Unfortunately, in a mirror image of Foxtrot, it pains me to report that Side 2 is all a big load of nothing.  I can’t hear anything particularly worthwhile in any of the four tracks, okay so none of them are bad per se. but they really don’t rise above the bland for me at any point.  Actually, scrap that, I dislike ‘Harold The Barrel’ and its clumsy tale of a restauranteurs’ suicide intensely, musically it’s pants and, for me, not a topic you ever mess with.

A word about the cover too, it works as a bit of a metaphor for the LP as a whole.  Paul Whitehead’s picture is what first attracted me to the album, it looks great when you open the gatefold right up (CD’s? pah!) but it’s also slightly amateurish and a bit rubbish (and I mean that affectionately, I really do!), he was no Roger Dean but I find that all a bit endearing – they were all doing their best.

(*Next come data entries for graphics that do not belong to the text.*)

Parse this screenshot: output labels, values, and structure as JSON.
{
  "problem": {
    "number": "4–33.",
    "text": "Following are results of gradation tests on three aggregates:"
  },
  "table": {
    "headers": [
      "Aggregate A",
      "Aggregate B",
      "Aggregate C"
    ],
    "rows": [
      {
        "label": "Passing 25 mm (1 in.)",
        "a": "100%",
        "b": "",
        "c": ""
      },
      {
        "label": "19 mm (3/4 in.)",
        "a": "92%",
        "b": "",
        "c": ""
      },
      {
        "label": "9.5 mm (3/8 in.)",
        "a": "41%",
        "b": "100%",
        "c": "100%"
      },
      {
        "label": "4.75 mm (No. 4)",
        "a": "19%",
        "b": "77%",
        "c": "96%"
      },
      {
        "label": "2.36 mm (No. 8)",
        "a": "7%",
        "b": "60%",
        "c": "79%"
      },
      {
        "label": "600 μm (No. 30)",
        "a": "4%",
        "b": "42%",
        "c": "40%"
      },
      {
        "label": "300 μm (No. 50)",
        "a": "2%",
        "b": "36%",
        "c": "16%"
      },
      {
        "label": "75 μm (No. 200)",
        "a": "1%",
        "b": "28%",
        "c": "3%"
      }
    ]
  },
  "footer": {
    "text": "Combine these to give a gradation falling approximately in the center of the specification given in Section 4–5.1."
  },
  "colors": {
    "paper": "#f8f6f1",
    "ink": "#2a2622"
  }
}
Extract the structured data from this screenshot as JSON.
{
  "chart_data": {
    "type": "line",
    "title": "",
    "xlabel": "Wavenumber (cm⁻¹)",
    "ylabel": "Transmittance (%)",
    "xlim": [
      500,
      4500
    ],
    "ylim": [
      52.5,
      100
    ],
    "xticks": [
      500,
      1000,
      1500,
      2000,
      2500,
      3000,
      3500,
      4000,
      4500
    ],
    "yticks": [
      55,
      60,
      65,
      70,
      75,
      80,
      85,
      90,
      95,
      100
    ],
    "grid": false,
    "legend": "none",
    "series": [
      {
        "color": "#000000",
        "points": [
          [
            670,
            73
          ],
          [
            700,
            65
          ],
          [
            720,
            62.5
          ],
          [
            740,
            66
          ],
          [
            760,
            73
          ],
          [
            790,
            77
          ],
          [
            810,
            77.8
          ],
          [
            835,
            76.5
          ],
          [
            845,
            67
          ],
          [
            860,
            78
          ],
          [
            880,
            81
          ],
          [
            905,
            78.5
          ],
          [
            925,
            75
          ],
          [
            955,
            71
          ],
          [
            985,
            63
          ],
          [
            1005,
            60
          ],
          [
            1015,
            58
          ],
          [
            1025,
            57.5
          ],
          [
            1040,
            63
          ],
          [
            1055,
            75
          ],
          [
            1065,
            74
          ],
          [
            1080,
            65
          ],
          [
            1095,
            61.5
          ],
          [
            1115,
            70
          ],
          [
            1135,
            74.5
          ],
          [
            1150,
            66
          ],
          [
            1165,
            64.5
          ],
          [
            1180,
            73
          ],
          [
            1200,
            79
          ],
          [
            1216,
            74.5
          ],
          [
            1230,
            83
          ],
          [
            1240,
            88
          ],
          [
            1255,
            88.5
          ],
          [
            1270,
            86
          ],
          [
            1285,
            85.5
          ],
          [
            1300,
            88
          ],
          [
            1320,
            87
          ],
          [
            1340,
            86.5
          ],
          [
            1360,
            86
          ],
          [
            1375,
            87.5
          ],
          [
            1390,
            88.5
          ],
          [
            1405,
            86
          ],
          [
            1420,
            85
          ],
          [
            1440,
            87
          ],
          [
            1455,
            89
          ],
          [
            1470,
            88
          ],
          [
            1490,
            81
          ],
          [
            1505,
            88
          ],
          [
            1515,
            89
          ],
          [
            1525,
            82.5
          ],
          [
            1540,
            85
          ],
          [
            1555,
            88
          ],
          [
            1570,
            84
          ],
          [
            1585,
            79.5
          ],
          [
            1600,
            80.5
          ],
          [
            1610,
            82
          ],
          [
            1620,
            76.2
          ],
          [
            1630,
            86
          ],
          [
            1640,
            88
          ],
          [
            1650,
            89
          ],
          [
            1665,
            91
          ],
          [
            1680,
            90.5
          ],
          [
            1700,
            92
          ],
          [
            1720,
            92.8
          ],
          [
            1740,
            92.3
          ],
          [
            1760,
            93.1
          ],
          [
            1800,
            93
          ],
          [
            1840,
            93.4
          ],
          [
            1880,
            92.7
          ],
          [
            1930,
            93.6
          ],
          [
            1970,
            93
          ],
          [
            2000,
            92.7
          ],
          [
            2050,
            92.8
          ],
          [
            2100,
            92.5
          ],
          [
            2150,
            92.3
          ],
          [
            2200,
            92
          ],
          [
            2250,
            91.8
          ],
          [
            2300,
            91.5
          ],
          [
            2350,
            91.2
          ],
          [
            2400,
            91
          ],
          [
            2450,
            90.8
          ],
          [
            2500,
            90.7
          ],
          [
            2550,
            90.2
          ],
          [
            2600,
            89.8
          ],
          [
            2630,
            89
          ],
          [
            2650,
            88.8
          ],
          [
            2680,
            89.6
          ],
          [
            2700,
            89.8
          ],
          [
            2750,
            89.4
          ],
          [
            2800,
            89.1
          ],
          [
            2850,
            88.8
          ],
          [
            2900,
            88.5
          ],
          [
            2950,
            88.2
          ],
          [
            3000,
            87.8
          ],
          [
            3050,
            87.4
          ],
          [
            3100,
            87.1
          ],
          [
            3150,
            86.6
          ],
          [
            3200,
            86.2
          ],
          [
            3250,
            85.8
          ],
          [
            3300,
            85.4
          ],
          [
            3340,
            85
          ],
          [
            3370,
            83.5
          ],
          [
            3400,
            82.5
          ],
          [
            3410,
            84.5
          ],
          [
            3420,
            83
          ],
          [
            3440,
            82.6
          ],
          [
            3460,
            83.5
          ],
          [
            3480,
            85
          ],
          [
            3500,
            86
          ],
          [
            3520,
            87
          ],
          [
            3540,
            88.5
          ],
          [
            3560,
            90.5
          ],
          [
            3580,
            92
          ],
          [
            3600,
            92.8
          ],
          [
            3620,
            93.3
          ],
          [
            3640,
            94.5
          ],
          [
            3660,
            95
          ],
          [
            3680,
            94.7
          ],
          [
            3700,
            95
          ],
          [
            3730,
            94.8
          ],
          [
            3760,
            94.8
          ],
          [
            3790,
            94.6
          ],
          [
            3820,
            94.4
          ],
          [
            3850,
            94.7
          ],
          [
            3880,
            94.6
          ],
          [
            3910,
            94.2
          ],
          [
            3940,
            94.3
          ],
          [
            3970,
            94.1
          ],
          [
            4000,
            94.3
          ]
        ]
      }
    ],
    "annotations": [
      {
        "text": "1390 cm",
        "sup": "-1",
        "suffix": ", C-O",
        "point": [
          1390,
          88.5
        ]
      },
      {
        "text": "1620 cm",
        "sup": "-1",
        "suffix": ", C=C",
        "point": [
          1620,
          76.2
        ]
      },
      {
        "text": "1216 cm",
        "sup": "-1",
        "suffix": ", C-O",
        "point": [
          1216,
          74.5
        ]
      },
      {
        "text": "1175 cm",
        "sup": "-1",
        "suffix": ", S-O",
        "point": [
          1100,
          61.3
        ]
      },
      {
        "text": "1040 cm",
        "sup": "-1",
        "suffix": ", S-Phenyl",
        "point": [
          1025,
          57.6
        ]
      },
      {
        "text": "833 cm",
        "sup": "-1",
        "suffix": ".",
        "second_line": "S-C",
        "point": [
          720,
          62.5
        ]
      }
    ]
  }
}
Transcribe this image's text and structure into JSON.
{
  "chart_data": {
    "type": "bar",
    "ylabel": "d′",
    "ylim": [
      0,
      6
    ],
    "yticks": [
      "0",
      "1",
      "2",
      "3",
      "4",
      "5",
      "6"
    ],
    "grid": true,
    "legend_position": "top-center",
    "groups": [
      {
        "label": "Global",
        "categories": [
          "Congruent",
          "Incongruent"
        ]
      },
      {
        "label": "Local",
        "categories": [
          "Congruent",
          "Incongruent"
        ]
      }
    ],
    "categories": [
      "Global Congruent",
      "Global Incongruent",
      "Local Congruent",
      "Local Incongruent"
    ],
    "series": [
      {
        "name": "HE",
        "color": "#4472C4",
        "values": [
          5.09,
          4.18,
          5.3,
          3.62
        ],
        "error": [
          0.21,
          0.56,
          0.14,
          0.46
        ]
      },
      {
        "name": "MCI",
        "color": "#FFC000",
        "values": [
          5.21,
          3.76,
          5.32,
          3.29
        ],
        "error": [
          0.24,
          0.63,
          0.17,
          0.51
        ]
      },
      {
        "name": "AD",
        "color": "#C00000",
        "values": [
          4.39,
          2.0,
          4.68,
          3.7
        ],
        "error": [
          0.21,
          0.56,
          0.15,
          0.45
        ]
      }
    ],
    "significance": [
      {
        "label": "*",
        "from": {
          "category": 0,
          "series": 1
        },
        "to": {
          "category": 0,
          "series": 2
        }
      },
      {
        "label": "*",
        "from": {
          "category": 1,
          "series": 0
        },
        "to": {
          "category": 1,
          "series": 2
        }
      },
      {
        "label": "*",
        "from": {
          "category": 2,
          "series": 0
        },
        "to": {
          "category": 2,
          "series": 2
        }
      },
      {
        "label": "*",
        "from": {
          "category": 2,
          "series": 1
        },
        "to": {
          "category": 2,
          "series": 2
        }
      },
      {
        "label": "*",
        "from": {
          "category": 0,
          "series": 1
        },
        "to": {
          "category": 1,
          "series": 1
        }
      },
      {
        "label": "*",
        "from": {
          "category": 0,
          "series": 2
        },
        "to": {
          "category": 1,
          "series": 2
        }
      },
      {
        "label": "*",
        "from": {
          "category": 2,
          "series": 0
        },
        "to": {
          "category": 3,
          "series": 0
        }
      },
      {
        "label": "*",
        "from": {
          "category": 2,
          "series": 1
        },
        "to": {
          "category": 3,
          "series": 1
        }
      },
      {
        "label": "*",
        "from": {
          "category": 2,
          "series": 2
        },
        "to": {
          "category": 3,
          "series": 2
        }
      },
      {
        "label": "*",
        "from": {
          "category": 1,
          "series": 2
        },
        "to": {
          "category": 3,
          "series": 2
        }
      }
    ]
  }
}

Mighty Hogweed is avenged.
Human bodies soon will know our anger.
Kill them with your Hogweed hairs
HERACLEUM MANTEGAZZIANI^^

Giant Hogweed lives

– ADVANCE –

398 Down.

P.S – additional Lego assistance tonight from the 1537-lings.

*definitely not that.

**even blindness if you get the sap in the eyes – so please don’t think I’m taking the p*ss too much here.

^okay so this is about the fifth time I’ve made this joke, but it amuses me every time, so deal with it.

^^not an easy rhyme that one, I can well see why they shirked it.